Long-term (chronic) treatment with opioids, such as morphine, prior to trauma enhances fear learning in mice, according to a study published in Neuropsychopharmacology. The findings, which link chronic opioid treatment before a traumatic event with responses to subsequent stressful events, may suggest a possible mechanism underlying the frequent co-occurrence of post-traumatic stress disorder (PTSD) and opioid dependence.
PTSD and substance use disorders (SUDs) often occur together, with nearly 40% of individuals with PTSD also having an SUD. This is known as comorbidity and understanding it may help explain the mechanisms by which these conditions develop. Previous research has shown that PTSD increases the risk of opioid dependence, but whether opioid dependence may also increase PTSD risk remained unclear.
Using an established model of fear learning in mice, researchers at the University of California, Los Angeles, USA assessed the potential impact of chronic opioid treatment on the subsequent development of PTSD-like behaviors. They found that mice that had been treated with opioids and later experienced stress showed more pronounced post-stress reactions.
At the beginning of the study, mice were treated with morphine or saline for eight days, followed by a week of drug cessation. Both groups of mice – morphine-treated mice and saline-treated controls (22 and 24 mice, respectively) – were then subdivided into trauma and non-trauma groups. They were transferred to a chamber where animals in the trauma group received a series of mild foot shocks. A day later, both groups of animals were returned to the chamber to assess their memory of the traumatic event.

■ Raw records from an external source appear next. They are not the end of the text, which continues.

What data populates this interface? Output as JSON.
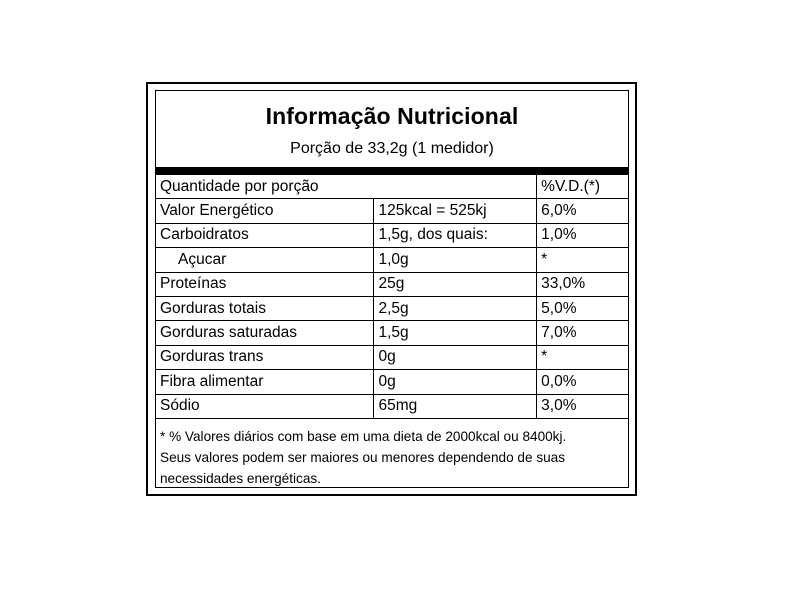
{
  "label": {
    "title": "Informação Nutricional",
    "serving": "Porção de 33,2g (1 medidor)",
    "header": {
      "quantity": "Quantidade por porção",
      "dv": "%V.D.(*)"
    },
    "rows": [
      {
        "name": "Valor Energético",
        "amount": "125kcal = 525kj",
        "dv": "6,0%"
      },
      {
        "name": "Carboidratos",
        "amount": "1,5g, dos quais:",
        "dv": "1,0%"
      },
      {
        "name": "Açucar",
        "amount": "1,0g",
        "dv": "*"
      },
      {
        "name": "Proteínas",
        "amount": "25g",
        "dv": "33,0%"
      },
      {
        "name": "Gorduras totais",
        "amount": "2,5g",
        "dv": "5,0%"
      },
      {
        "name": "Gorduras saturadas",
        "amount": "1,5g",
        "dv": "7,0%"
      },
      {
        "name": "Gorduras trans",
        "amount": "0g",
        "dv": "*"
      },
      {
        "name": "Fibra alimentar",
        "amount": "0g",
        "dv": "0,0%"
      },
      {
        "name": "Sódio",
        "amount": "65mg",
        "dv": "3,0%"
      }
    ],
    "footnote": [
      "* % Valores diários com base em uma dieta de 2000kcal ou 8400kj.",
      "Seus valores podem ser maiores ou menores dependendo de suas",
      "necessidades energéticas."
    ]
  }
}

Michael Fanselow, the corresponding author said: “We have called this the trauma because the acute stressor, the foot shocks, is able to produce lasting fear and anxiety-like behaviors, such as freezing.”
On the subsequent day, mice from both the trauma and non-trauma groups were transferred to a new environment and exposed to a mild stressor (a milder foot shock), before being returned to that environment for eight minutes on the fourth day of the experiment.

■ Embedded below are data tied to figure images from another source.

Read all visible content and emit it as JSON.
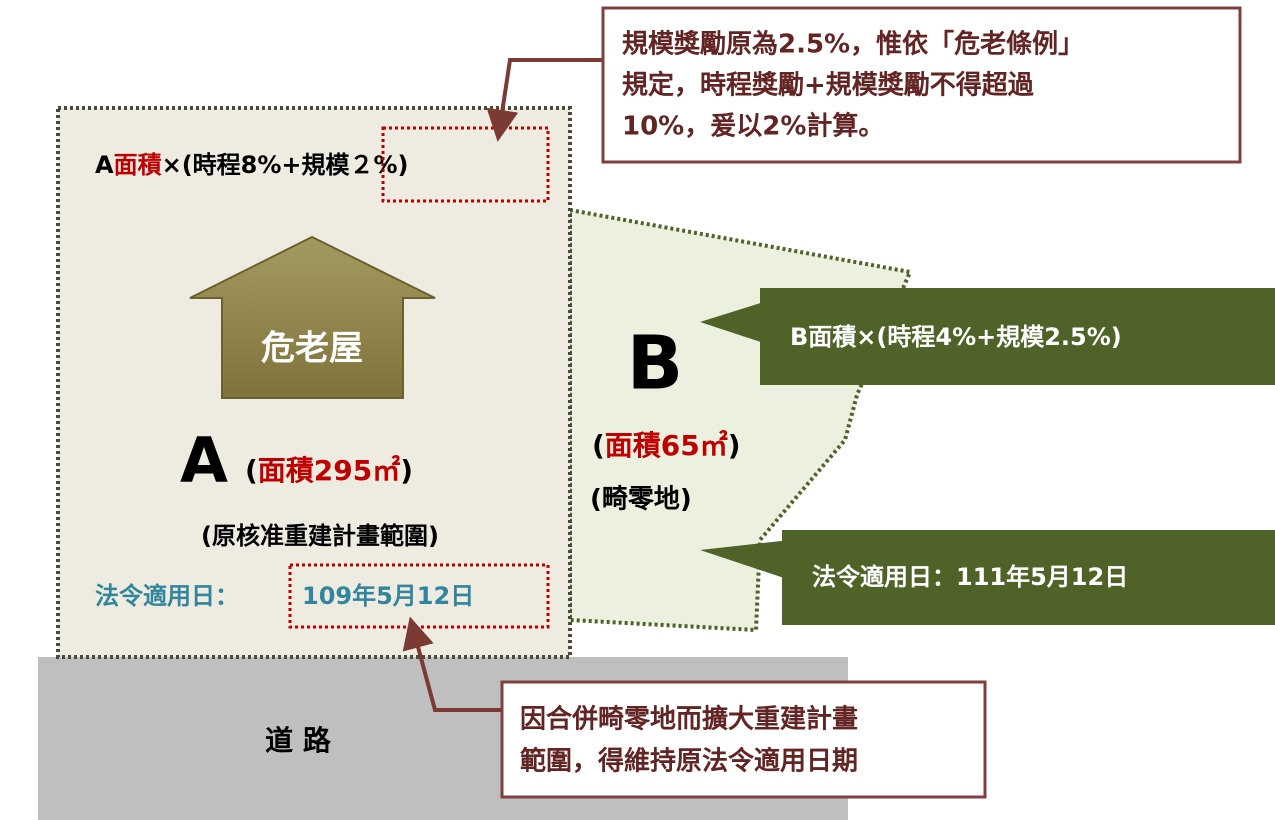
{
  "note_top": {
    "lines": [
      "規模獎勵原為2.5%，惟依「危老條例」",
      "規定，時程獎勵+規模獎勵不得超過",
      "10%，爰以2%計算。"
    ]
  },
  "area_a": {
    "formula": [
      "A",
      "面積",
      "×(時程8%+",
      "規模２%)"
    ],
    "house_label": "危老屋",
    "letter": "A",
    "area": [
      "(",
      "面積295㎡",
      ")"
    ],
    "description": "(原核准重建計畫範圍)",
    "date_label": "法令適用日：",
    "date": "109年5月12日"
  },
  "area_b": {
    "letter": "B",
    "area": [
      "(",
      "面積65㎡",
      ")"
    ],
    "description": "(畸零地)",
    "formula": "B面積×(時程4%+規模2.5%)",
    "date_text": "法令適用日：111年5月12日"
  },
  "road": "道 路",
  "note_bottom": {
    "lines": [
      "因合併畸零地而擴大重建計畫",
      "範圍，得維持原法令適用日期"
    ]
  }
}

The authors found no behavioral differences between morphine-treated and control mice following the initial trauma; neither group froze for longer when returned to the environment associated with the trauma. However, morphine-treated mice showed more pronounced freezing when returned to the second environment after having been exposed to the mild stressor. Morphine-treated mice that had not experienced the trauma did not show signs of heightened fear levels.

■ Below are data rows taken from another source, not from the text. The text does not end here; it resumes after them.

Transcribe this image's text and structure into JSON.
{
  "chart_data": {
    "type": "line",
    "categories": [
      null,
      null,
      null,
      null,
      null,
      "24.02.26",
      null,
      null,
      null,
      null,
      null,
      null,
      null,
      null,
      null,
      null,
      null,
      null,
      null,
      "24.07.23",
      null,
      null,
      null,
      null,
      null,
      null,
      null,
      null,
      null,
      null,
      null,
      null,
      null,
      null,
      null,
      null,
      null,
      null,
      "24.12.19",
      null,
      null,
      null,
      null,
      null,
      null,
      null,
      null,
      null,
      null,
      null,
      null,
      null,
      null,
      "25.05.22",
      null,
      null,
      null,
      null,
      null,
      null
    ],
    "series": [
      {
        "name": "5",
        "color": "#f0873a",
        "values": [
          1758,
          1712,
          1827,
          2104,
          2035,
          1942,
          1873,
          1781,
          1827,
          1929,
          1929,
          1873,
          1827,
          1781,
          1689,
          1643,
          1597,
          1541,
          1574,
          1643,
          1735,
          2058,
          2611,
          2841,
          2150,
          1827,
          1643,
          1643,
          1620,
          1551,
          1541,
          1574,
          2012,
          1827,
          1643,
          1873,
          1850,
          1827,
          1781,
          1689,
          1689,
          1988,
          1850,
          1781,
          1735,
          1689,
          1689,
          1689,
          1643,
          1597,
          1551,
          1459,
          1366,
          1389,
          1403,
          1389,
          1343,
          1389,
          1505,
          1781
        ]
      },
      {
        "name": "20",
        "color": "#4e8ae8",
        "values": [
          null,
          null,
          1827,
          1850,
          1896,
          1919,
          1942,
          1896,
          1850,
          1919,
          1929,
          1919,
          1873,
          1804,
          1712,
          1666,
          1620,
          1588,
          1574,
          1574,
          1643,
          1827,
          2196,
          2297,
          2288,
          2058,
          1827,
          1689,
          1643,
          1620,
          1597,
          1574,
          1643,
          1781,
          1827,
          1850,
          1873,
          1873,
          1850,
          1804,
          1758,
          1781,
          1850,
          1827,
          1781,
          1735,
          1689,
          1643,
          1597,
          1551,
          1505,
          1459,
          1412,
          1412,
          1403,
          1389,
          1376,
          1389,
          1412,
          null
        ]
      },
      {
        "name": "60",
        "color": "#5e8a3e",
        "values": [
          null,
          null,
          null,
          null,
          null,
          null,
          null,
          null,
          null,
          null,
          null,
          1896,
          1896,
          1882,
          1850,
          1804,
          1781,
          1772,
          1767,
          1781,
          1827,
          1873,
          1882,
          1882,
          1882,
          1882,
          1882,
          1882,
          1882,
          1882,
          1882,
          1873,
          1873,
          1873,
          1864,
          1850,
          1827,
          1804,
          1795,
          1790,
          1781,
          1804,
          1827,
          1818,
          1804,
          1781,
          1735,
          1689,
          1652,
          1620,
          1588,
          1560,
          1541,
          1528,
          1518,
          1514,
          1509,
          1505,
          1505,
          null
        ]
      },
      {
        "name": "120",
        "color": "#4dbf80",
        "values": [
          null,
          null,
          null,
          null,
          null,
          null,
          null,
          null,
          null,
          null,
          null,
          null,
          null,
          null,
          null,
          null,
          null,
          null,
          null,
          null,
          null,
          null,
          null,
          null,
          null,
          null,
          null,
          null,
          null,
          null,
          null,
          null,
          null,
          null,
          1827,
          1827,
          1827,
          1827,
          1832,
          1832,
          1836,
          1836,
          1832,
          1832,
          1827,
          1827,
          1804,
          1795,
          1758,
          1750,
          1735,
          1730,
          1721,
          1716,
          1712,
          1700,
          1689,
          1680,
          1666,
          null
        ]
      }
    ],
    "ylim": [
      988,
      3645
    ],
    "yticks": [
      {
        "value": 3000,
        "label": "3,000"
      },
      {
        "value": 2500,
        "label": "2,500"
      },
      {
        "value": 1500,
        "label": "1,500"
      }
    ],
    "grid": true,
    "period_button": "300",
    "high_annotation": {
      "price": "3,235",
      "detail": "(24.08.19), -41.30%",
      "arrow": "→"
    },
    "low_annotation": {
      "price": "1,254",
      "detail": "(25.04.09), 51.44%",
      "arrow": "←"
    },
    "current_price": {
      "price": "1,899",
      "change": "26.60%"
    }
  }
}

Michael Fanselow said: “Our data are the first to show a possible effect of opioids on future fear learning, which may suggest that a person with a history of opioid use may become more susceptible to the negative effects of stress. Also, this ability of opioids to increase PTSD-like symptoms far outlasted the direct effects of the drug or withdrawal from the drug, suggesting that the effect may continue even after opioid treatment has stopped.”
The authors also tested treating mice with opioids after the initial trauma had occurred but before exposing them to the second, mild stressor. They found that mice treated with morphine after the initial trauma did not show enhanced fear learning following exposure to the mild stressor. The findings suggest that chronic exposure to opioids before – but not after – a traumatic event occurs, impacts fear learning during subsequent stressful events.
Michael Fanselow said: “While we are generally aware that drug use, such as that in the current opioid crisis, has many deleterious effects, our results suggest yet another such effect; increased susceptibility to developing anxiety disorders. As opioids are often prescribed to treat symptoms such as pain that may accompany trauma, caution may be needed because this may lead to a greater risk of developing PTSD, if exposed to further traumatic events, such as an accident, later on.”